Bifurcation (splitsing) herneemt een idee dat ik eerder had uitgewerkt
in La forme incontournée uit 1985 (een werk voor twee piano's, waarvan
er een in het 1/6-toonssysteem gestemd is), namelijk het idee van de spanning
die wordt opgeroepen door het tegenover elkaar stellen van twee verschillende
stemmingen. In Bifurcation is de Carrillo-piano in 1/6-toonsstemming
als het ware voorgeprogrammeerd en geïntegreerd in het diatonische spel van de
cello en de piano. Deze micro-chromatische lijn van een andere tonaliteit,
introduceert een spanning die door minuscule samentrekkingen en verwijdingen in
het verband van intervallen wordt gecreëerd, een gevoel van afwijking in de
toonhoogten. Deze veranderlijkheid genereert een latente harmonie waarin nieuwe
elementen worden gevormd, grenzen waar eventueel splitsingen kunnen plaatsvinden.
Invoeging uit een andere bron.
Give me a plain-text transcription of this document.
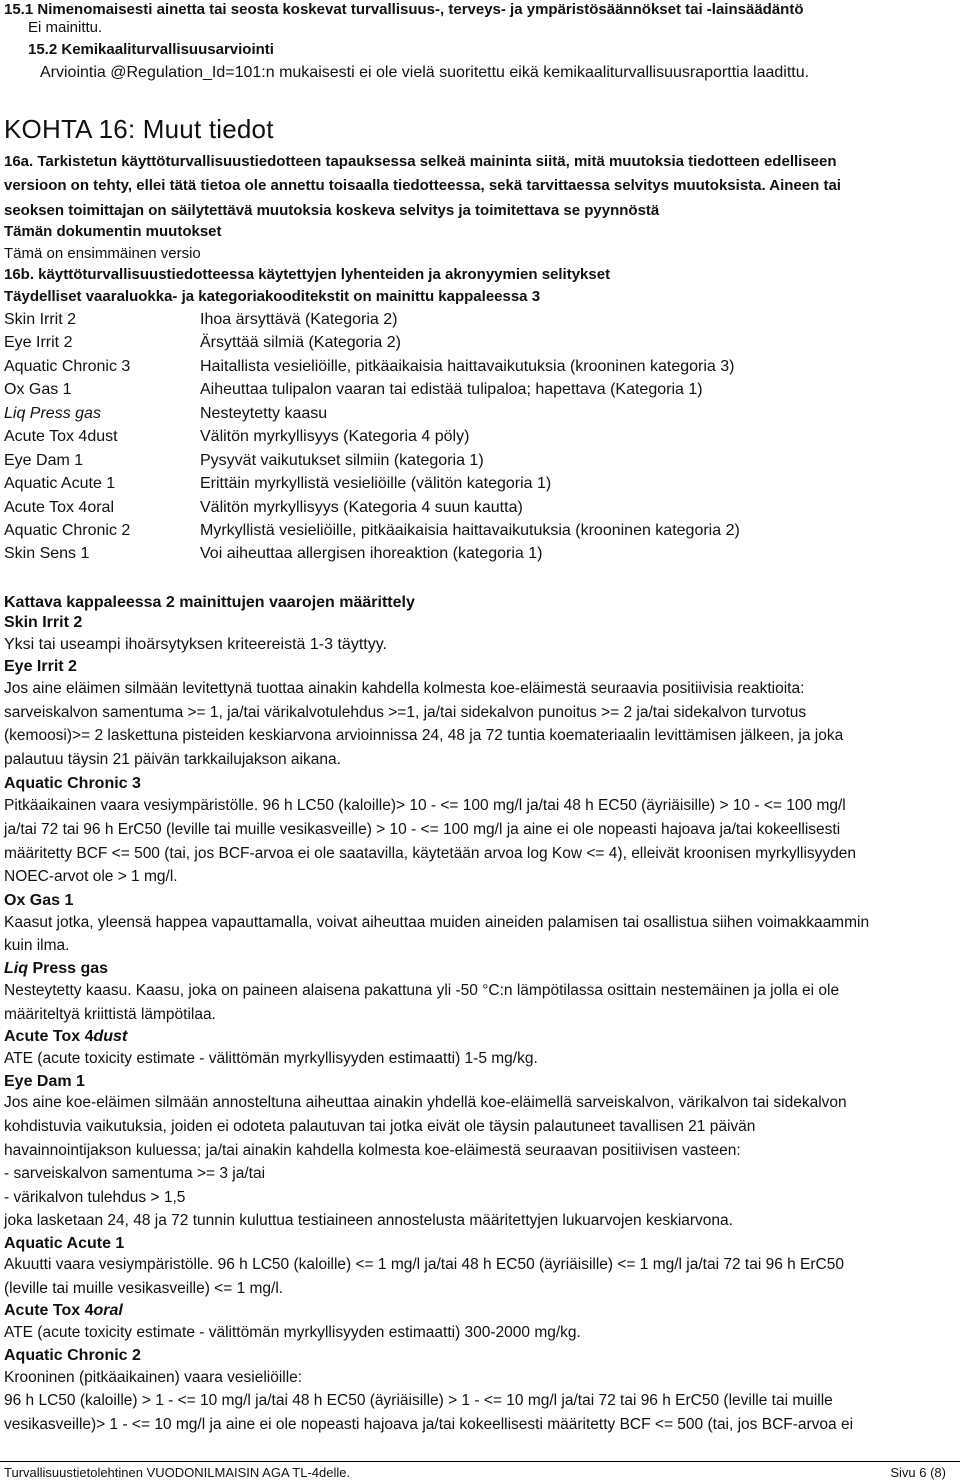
15.1 Nimenomaisesti ainetta tai seosta koskevat turvallisuus-, terveys- ja ympäristösäännökset tai -lainsäädäntö
Ei mainittu.
15.2 Kemikaaliturvallisuusarviointi
Arviointia @Regulation_Id=101:n mukaisesti ei ole vielä suoritettu eikä kemikaaliturvallisuusraporttia laadittu.
KOHTA 16: Muut tiedot
16a. Tarkistetun käyttöturvallisuustiedotteen tapauksessa selkeä maininta siitä, mitä muutoksia tiedotteen edelliseen
versioon on tehty, ellei tätä tietoa ole annettu toisaalla tiedotteessa, sekä tarvittaessa selvitys muutoksista. Aineen tai
seoksen toimittajan on säilytettävä muutoksia koskeva selvitys ja toimitettava se pyynnöstä
Tämän dokumentin muutokset
Tämä on ensimmäinen versio
16b. käyttöturvallisuustiedotteessa käytettyjen lyhenteiden ja akronyymien selitykset
Täydelliset vaaraluokka- ja kategoriakooditekstit on mainittu kappaleessa 3
Skin Irrit 2	Ihoa ärsyttävä (Kategoria 2)
Eye Irrit 2	Ärsyttää silmiä (Kategoria 2)
Aquatic Chronic 3	Haitallista vesieliöille, pitkäaikaisia haittavaikutuksia (krooninen kategoria 3)
Ox Gas 1	Aiheuttaa tulipalon vaaran tai edistää tulipaloa; hapettava (Kategoria 1)
Liq Press gas	Nesteytetty kaasu
Acute Tox 4dust	Välitön myrkyllisyys (Kategoria 4 pöly)
Eye Dam 1	Pysyvät vaikutukset silmiin (kategoria 1)
Aquatic Acute 1	Erittäin myrkyllistä vesieliöille (välitön kategoria 1)
Acute Tox 4oral	Välitön myrkyllisyys (Kategoria 4 suun kautta)
Aquatic Chronic 2	Myrkyllistä vesieliöille, pitkäaikaisia haittavaikutuksia (krooninen kategoria 2)
Skin Sens 1	Voi aiheuttaa allergisen ihoreaktion (kategoria 1)
Kattava kappaleessa 2 mainittujen vaarojen määrittely
Skin Irrit 2
Yksi tai useampi ihoärsytyksen kriteereistä 1-3 täyttyy.
Eye Irrit 2
Jos aine eläimen silmään levitettynä tuottaa ainakin kahdella kolmesta koe-eläimestä seuraavia positiivisia reaktioita:
sarveiskalvon samentuma >= 1, ja/tai värikalvotulehdus >=1, ja/tai sidekalvon punoitus >= 2 ja/tai sidekalvon turvotus
(kemoosi)>= 2 laskettuna pisteiden keskiarvona arvioinnissa 24, 48 ja 72 tuntia koemateriaalin levittämisen jälkeen, ja joka
palautuu täysin 21 päivän tarkkailujakson aikana.
Aquatic Chronic 3
Pitkäaikainen vaara vesiympäristölle. 96 h LC50 (kaloille)> 10 - <= 100 mg/l ja/tai 48 h EC50 (äyriäisille) > 10 - <= 100 mg/l
ja/tai 72 tai 96 h ErC50 (leville tai muille vesikasveille) > 10 - <= 100 mg/l ja aine ei ole nopeasti hajoava ja/tai kokeellisesti
määritetty BCF <= 500 (tai, jos BCF-arvoa ei ole saatavilla, käytetään arvoa log Kow <= 4), elleivät kroonisen myrkyllisyyden
NOEC-arvot ole > 1 mg/l.
Ox Gas 1
Kaasut jotka, yleensä happea vapauttamalla, voivat aiheuttaa muiden aineiden palamisen tai osallistua siihen voimakkaammin
kuin ilma.
Liq Press gas
Nesteytetty kaasu. Kaasu, joka on paineen alaisena pakattuna yli -50 °C:n lämpötilassa osittain nestemäinen ja jolla ei ole
määriteltyä kriittistä lämpötilaa.
Acute Tox 4dust
ATE (acute toxicity estimate - välittömän myrkyllisyyden estimaatti) 1-5 mg/kg.
Eye Dam 1
Jos aine koe-eläimen silmään annosteltuna aiheuttaa ainakin yhdellä koe-eläimellä sarveiskalvon, värikalvon tai sidekalvon
kohdistuvia vaikutuksia, joiden ei odoteta palautuvan tai jotka eivät ole täysin palautuneet tavallisen 21 päivän
havainnointijakson kuluessa; ja/tai ainakin kahdella kolmesta koe-eläimestä seuraavan positiivisen vasteen:
- sarveiskalvon samentuma >= 3 ja/tai
- värikalvon tulehdus > 1,5
joka lasketaan 24, 48 ja 72 tunnin kuluttua testiaineen annostelusta määritettyjen lukuarvojen keskiarvona.
Aquatic Acute 1
Akuutti vaara vesiympäristölle. 96 h LC50 (kaloille) <= 1 mg/l ja/tai 48 h EC50 (äyriäisille) <= 1 mg/l ja/tai 72 tai 96 h ErC50
(leville tai muille vesikasveille) <= 1 mg/l.
Acute Tox 4oral
ATE (acute toxicity estimate - välittömän myrkyllisyyden estimaatti) 300-2000 mg/kg.
Aquatic Chronic 2
Krooninen (pitkäaikainen) vaara vesieliöille:
96 h LC50 (kaloille) > 1 - <= 10 mg/l ja/tai 48 h EC50 (äyriäisille) > 1 - <= 10 mg/l ja/tai 72 tai 96 h ErC50 (leville tai muille
vesikasveille)> 1 - <= 10 mg/l ja aine ei ole nopeasti hajoava ja/tai kokeellisesti määritetty BCF <= 500 (tai, jos BCF-arvoa ei
Turvallisuustietolehtinen VUODONILMAISIN AGA TL-4delle.	Sivu 6 (8)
De twee stemmingen onderhouden soepele banden. Zij kruisen elkaar, beïnvloeden
elkaar en houden elkaar in evenwicht. Zij keren steeds terug, draaien rond,
splitsen zich terwijl het samenspel van harmonische verbanden voor een
breekbare spanning zorgt tussen de evolutie en involutie van een spiraal."